K⁺ channels are transmembrane proteins expressed in many excitable and non-excitable cells. Functional entities are formed by the tetrameric assembly of a subunits which could be done in a homomeric or heteromeric fashion. In addition, the association of b subunits is also required for the proper function of K⁺channels. Various splice variants are also expressed, thereby complicating the picture^1,2.

K⁺ channels belonging to the K _V9 subfamily resemble to the delayed-rectifier class of K⁺ channel a subunits. These channels include six transmembrane domains, an ion selective pore, a leucine zipper and positively charged amino acids in S4 the voltage sensor domain. Interestingly, both K_V9.1 and K_V9.3 channels are electrically silent delayed rectifying K⁺ channels. However, they are responsible for modifying the activity of other K⁺ channels such as that of K_V2.1, yielding currents different from those of K_V2.1 on its own¹.

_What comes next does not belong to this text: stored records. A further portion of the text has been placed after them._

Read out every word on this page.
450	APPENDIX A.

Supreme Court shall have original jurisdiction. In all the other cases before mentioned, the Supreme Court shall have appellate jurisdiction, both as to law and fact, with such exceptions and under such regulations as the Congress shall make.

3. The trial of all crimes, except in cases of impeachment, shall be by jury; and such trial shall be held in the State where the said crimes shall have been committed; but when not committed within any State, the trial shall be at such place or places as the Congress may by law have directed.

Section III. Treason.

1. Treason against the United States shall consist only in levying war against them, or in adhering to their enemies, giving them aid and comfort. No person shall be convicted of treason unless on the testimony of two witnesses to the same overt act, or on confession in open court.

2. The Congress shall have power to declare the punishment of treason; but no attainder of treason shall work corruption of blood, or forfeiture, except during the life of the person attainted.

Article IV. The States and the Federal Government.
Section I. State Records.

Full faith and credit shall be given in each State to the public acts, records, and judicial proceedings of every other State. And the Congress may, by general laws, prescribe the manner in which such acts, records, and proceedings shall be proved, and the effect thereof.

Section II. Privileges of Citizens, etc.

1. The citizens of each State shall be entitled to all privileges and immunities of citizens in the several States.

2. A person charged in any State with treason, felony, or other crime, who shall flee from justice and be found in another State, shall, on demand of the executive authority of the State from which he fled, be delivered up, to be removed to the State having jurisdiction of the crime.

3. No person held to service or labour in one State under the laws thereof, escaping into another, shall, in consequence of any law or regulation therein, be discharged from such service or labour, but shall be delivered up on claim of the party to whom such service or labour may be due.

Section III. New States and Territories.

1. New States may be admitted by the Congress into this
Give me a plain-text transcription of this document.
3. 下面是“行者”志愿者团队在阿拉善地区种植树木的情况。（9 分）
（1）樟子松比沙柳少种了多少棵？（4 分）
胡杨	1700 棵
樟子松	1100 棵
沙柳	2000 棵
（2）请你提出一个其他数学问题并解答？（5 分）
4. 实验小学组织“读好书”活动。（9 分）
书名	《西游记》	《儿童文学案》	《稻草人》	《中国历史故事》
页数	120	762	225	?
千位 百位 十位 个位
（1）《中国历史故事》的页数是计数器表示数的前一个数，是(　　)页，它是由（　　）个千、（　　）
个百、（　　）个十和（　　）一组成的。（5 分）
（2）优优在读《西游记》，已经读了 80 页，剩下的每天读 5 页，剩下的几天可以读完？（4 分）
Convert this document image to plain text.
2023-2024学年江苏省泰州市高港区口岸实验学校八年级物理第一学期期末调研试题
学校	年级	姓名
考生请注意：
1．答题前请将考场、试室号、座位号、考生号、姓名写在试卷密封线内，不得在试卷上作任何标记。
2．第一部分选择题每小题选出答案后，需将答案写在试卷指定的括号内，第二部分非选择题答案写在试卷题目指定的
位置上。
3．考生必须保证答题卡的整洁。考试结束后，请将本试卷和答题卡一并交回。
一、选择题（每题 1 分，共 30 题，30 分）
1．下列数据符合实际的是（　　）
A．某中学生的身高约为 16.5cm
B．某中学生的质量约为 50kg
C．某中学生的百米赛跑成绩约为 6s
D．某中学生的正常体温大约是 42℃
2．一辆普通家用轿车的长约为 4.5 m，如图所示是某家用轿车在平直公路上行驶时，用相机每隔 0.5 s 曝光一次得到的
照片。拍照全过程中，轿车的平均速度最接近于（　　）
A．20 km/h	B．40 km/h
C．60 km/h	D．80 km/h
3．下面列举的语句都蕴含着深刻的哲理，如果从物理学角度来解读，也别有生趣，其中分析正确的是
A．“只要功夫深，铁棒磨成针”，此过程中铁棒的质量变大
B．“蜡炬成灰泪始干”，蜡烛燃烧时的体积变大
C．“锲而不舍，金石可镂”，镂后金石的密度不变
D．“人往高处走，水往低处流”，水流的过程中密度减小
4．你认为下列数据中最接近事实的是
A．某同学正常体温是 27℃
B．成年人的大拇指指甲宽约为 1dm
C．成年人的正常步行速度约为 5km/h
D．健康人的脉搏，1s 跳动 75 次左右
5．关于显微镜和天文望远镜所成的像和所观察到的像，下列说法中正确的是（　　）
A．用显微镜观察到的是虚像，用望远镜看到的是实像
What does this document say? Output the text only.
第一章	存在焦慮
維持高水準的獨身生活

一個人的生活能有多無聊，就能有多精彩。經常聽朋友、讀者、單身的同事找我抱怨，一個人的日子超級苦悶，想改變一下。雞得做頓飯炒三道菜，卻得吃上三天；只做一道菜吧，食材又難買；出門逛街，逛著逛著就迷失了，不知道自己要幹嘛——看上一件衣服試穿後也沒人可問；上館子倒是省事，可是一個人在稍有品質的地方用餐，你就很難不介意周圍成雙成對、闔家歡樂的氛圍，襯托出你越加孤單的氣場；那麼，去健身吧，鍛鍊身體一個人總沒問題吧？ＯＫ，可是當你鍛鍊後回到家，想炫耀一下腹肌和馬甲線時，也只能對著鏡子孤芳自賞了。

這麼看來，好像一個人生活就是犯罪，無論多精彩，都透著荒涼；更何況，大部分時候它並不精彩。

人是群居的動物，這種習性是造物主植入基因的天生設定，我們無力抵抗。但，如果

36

K_V9.1 is mainly expressed in the brain, human lens epithelial cells, kidney, prostate and testis. That of K_V9.3 is more generalized and ubiquitous¹.

Interestingly, a polymorphism in the gene encoding for K_V9.1 was identified and associated with high risks of suffering from neuropathic pain³. Evidently, additional work needs to be done to evaluate and decipher the role of K_V9.1 (if at all) in chronic pain states.